The capital raising it carried out last month was fully subscribed, netting about $8.4 million, the NZX-listed company announced yesterday.
Wellington - which supplies its motors into the commercial refrigeration and ventilation industries - said last year that it required the additional cash to order materials in preparation for a projected increase in production and sales in 2011.
The working capital shortfall that led to the capital raising was partly the result of a major customer deferring the bulk of its scheduled deliveries at the end of last year.
Speaking from a refrigeration trade show in Las Vegas yesterday, Wellington chief executive Ross Green said investors' response to the offer showed they had looked beyond the news headlines and understood the fundamentals of the firm's business, which included strong sales.
He said Wellington, which has undertaken numerous capital raisings since its listing in 2001, understood that investors did not like being continually asked to sink more cash into the firm.
Last month's capital raising followed one in September last year that netted $7.7 million from its investors - $2 million of that coming from its regular shareholders through a share-purchase plan.
Market commentator Arthur Lim said the fact that Wellington investors had committed another large sum of money to the firm showed they were a "hardy bunch". Many shareholders probably took up the offer to avoid having their investment diluted, Lim said.
But he said last month's capital raising would be the "last throw of the dice" for the North Shore firm.
"This is very much the last opportunity for [Wellington] to show that they able to deliver on what they've told shareholders and the market."
Green said the pick-up in sales the firm projected late last year was now taking place.

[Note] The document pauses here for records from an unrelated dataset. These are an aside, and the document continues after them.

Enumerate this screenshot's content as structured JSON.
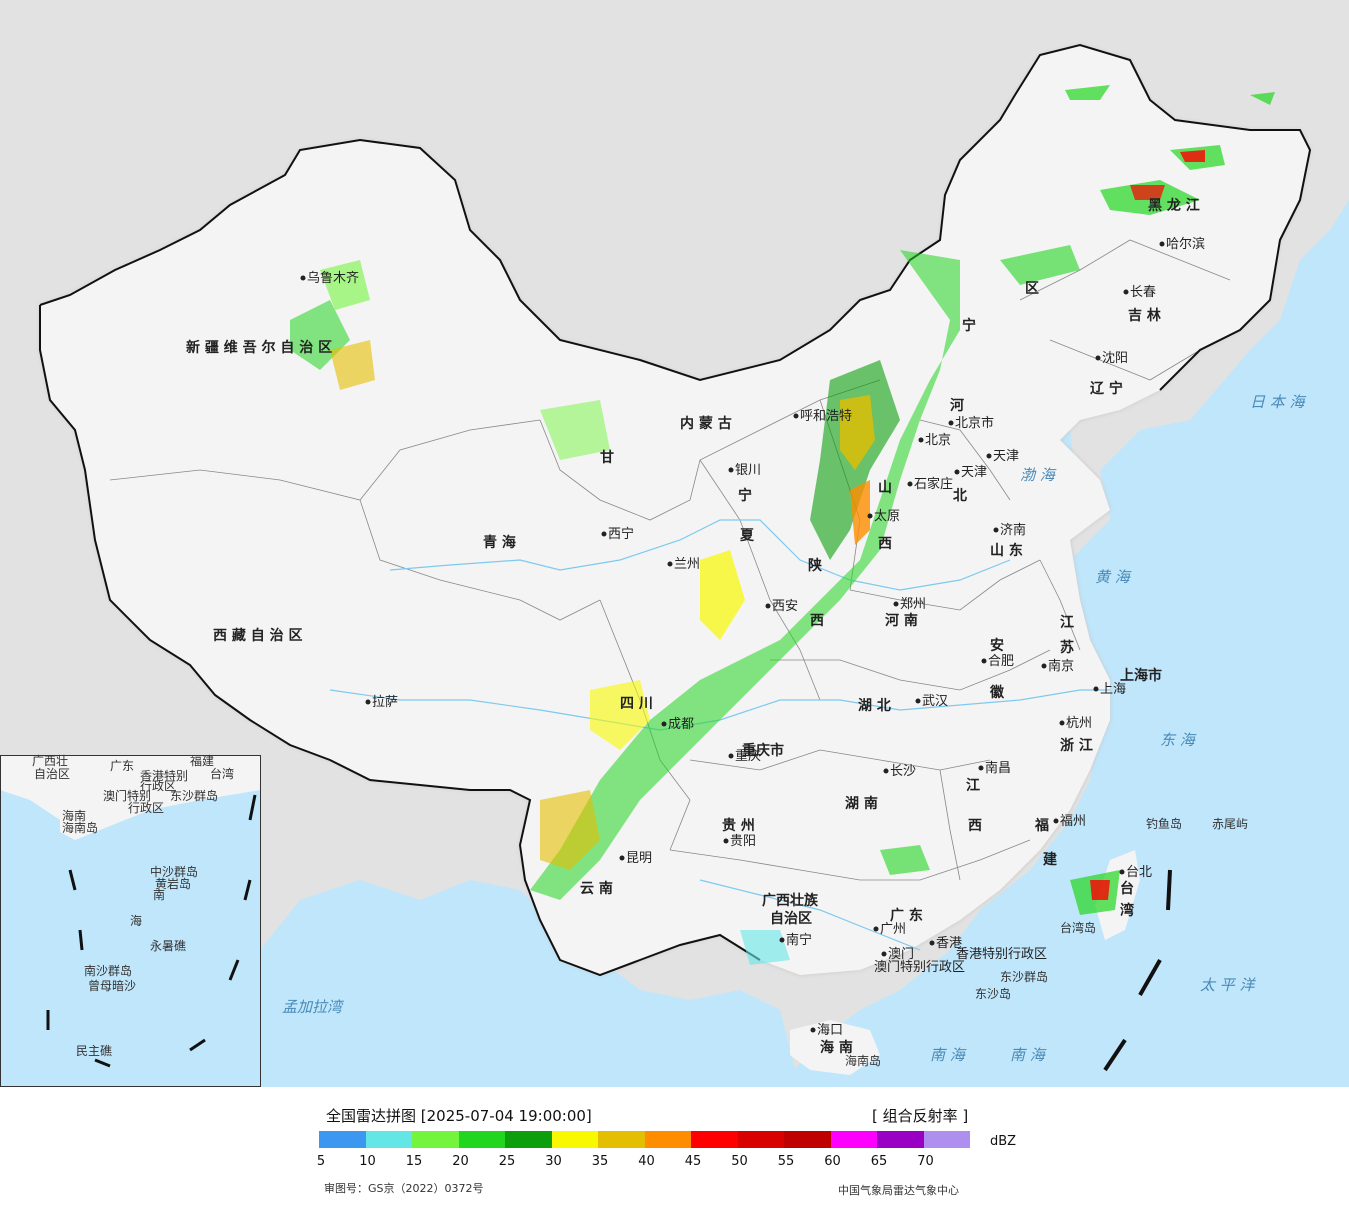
{
  "legend": {
    "title": "全国雷达拼图 [2025-07-04 19:00:00]",
    "product": "[ 组合反射率 ]",
    "unit": "dBZ",
    "review_no": "审图号：GS京（2022）0372号",
    "producer": "中国气象局雷达气象中心",
    "ticks": [
      "5",
      "10",
      "15",
      "20",
      "25",
      "30",
      "35",
      "40",
      "45",
      "50",
      "55",
      "60",
      "65",
      "70"
    ],
    "colors": [
      "#3b97ef",
      "#64e6e6",
      "#72f53c",
      "#22d51f",
      "#0c9e0d",
      "#f8f800",
      "#e4be00",
      "#fe8d00",
      "#fe0000",
      "#d90000",
      "#bf0000",
      "#fe00fe",
      "#9a00c4",
      "#ae8ff0"
    ]
  },
  "map": {
    "colors": {
      "land": "#f4f4f4",
      "sea": "#bfe6fb",
      "outside": "#e2e2e2",
      "border": "#111111",
      "halo": "#c8c8c8"
    },
    "provinces": [
      "新 疆 维 吾 尔 自 治 区",
      "西 藏 自 治 区",
      "青 海",
      "甘",
      "内 蒙 古",
      "宁",
      "夏",
      "陕",
      "西",
      "山",
      "西",
      "河",
      "北",
      "四 川",
      "重庆市",
      "云 南",
      "贵 州",
      "广西壮族",
      "自治区",
      "广 东",
      "海 南",
      "湖 北",
      "湖 南",
      "河 南",
      "安",
      "徽",
      "山 东",
      "江",
      "苏",
      "上海市",
      "浙 江",
      "江",
      "西",
      "福",
      "建",
      "台",
      "湾",
      "黑 龙 江",
      "吉 林",
      "辽 宁",
      "宁",
      "区"
    ],
    "cities": [
      "乌鲁木齐",
      "拉萨",
      "西宁",
      "兰州",
      "银川",
      "呼和浩特",
      "北京",
      "天津",
      "石家庄",
      "太原",
      "济南",
      "郑州",
      "西安",
      "成都",
      "重庆",
      "武汉",
      "合肥",
      "南京",
      "上海",
      "杭州",
      "长沙",
      "南昌",
      "福州",
      "贵阳",
      "昆明",
      "南宁",
      "广州",
      "香港",
      "澳门",
      "海口",
      "台北",
      "沈阳",
      "长春",
      "哈尔滨",
      "北京市",
      "天津"
    ],
    "seas": [
      "日 本 海",
      "渤 海",
      "黄 海",
      "东 海",
      "太 平 洋",
      "南 海",
      "孟加拉湾",
      "南 海"
    ],
    "islands": [
      "钓鱼岛",
      "赤尾屿",
      "东沙群岛",
      "东沙岛",
      "台湾岛",
      "海南岛"
    ],
    "sar": [
      "香港特别行政区",
      "澳门特别行政区"
    ],
    "inset": [
      "广西壮",
      "自治区",
      "广东",
      "福建",
      "台湾",
      "香港特别",
      "行政区",
      "澳门特别",
      "行政区",
      "东沙群岛",
      "海南",
      "海南岛",
      "中沙群岛",
      "黄岩岛",
      "南",
      "海",
      "永暑礁",
      "南沙群岛",
      "曾母暗沙",
      "民主礁"
    ]
  }
}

A global shortage of componentry, which proved challenging for the firm last year, was also easing.
"We still have to keep fighting for components, although there's been a general improvement in component supplies."
Wellington has been pushing to turn a profit for over a decade.
The firm reported a net loss of $5.9 million for the six months to June 30, 2010, compared with a net loss of $9.9 million in the prior comparable period.
Wellington sold more than 600,000 of its energy-efficient motors in the year to December 31, 2009. Despite those sales, the company reported a bottom-line loss of $14.7 million during the same period.
Wellington's share price closed up 0.3c at 2.1c yesterday.